Tom Cotton makes the case against closing Gitmo

In a speech today at the Heritage Foundation, Senator Tom Cotton presented a powerful argument against closing the Guantanamo Bay terrorist detention facility. He began by pointing out the advantages of keeping the 107 remaining terrorists — the worst of the worst — at Gitmo, as opposed to sending them to prisons in the U.S. or releasing them to foreign countries.

Gitmo, Tom noted, is completely secure. Moreover, its use as a detention center enables us to concentrate American personnel responsible for holding and interrogating captured terrorists in one place. It also prevents terrorists from spreading their radical Islamist ideology to non-terrorist prisoners, as they could if they were moved to existing prisons in the U.S. We can ill-afford to present additional opportunities for anti-American Muslims radicals to indoctrinate our prison population.

Moving Gitmo detainees to supermax prisons in the U.S. would also mean shifting dangerous domestic prisoners to less secure facilities, since supermax prisons are already overcrowded. The alternative, creating new supermax facilities, would be too costly. And any U.S. facility holding terrorists — supermax or not — could become a target for terrorists.

The alternative to transferring detainees to the U.S. is farming them out to other countries. This is what President Obama has done with sickening regularity, consistent with his insistence (until recently) that the threat of terrorism is receding.

Predictably, many of those released from Gitmo have rejoined the jihad. According to Tom, of 653 released detainees, 196 are confirmed or suspected of having returned to the battlefield.

Because the remaining 107 Gitmo detainees are the hardest of the hard core, one would expect their recidivism rate, if anything, to be higher. But even if it’s only the same (30 percent), releasing them would mean 32 new terrorist fighters.

Sen. Cotton next turned to the arguments in favor of closing Gitmo. First, proponents claim that the facility is a terrorist “recruiting tool.” But the claim that Gitmo’s existence is causing people to become terrorists is pure conjecture.

Moreover, it doesn’t hold up against research. Tom noted that there are few references to Gitmo in terrorist recruiting literature, especially that of ISIS. And when Gitmo is mentioned, it’s part of laundry list of grievances, including U.S. support for Israel, the stationing of U.S. troops in Muslim countries, etc.

It’s left-wing fantasy to suppose that jihadists would be thwarted in recruiting if only we closed Gitmo. But even if Gitmo were a meaningful recruiting tool, how would transferring its populations to American prisons take away the essence of the terrorist talking point?

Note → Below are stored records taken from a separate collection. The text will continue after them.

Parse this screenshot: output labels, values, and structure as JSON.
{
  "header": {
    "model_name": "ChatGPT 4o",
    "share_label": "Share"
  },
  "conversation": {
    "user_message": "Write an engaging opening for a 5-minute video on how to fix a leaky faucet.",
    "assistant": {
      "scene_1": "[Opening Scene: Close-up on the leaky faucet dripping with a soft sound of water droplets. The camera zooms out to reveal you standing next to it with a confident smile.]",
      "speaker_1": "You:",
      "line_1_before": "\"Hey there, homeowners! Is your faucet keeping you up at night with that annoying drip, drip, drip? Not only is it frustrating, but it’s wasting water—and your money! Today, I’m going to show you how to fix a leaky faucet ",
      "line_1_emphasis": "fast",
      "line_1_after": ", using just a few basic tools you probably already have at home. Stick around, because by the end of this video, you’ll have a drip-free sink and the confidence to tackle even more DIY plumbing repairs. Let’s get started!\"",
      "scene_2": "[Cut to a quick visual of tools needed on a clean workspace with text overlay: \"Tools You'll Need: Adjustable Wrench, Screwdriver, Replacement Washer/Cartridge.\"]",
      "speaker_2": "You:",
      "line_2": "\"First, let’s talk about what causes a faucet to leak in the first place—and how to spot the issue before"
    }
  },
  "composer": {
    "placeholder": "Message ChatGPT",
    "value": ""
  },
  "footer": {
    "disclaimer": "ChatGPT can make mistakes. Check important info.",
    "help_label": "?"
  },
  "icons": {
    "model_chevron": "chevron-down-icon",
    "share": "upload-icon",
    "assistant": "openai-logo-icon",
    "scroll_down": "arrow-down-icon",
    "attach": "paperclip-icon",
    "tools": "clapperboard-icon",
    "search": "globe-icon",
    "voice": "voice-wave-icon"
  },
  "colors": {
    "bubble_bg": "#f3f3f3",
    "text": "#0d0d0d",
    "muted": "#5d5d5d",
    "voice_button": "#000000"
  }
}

A second common argument against Gitmo is that it shocks the conscience — “it’s not who we are.” In fact, however, Gitmo is a humane, well-run prison facility. Detainees have substantial legal rights, including the right to petition for habeas corpus.

In addition, a large medical staff that roughly matches to total remaining prison population is on hand to serve the prisoners. Prisoners get 12 hours of recreational opportunity every day. The International Red Cross has visited Gitmo 111 times to ensure that detainees are being treated properly.

Moreover, some of America’s best lawyers represent Gitmo’s prison population. According to Tom, there are more lawyers representing the prisoners than there are prisoners. This certainly is not the case with prisons in the U.S.

Sen. Cotton concluded, fairly I think, that military detainees have never had as many rights and privileges as those at Gitmo enjoy. Perhaps more to the point, they have it as good — indeed almost certainly better — than they would have it if moved to a supermax prison in the U.S. Similarly, if imprisoned in another country, it’s doubtful they would have it as good. In any event, we couldn’t guarantee their proper treatment.

Tom also pointed that the Obama administration hasn’t negotiated formal agreements with countries such as Uruguay, to which it has released Gitmo detainees. Thus, we have no control over where they live — in Uruguay, apparently they live close to the U.S. embassy — or what they can do.

Finally, Tom warned that if President Obama transfers Gitmo detainees to the U.S., his action will be in clear violation of the law and will bring about a constitutional crisis. The case would be analyzed under the principles first set forth in Youngstown Steel. Under this familiar analysis, “[w]hen the President takes measures incompatible with the expressed or implied will of Congress, his power is at its lowest ebb.”

Closing Gitmo would be incompatible with the expressed will of Congress over a matter — making “rules concerning captures on land and water” — that the Constitution expressly leaves to Congress. (See Article I, Section 8, Clause 11).

Would Obama go this far? Even given his willingness to take executive action in violation of the law, I doubt it. But who knows?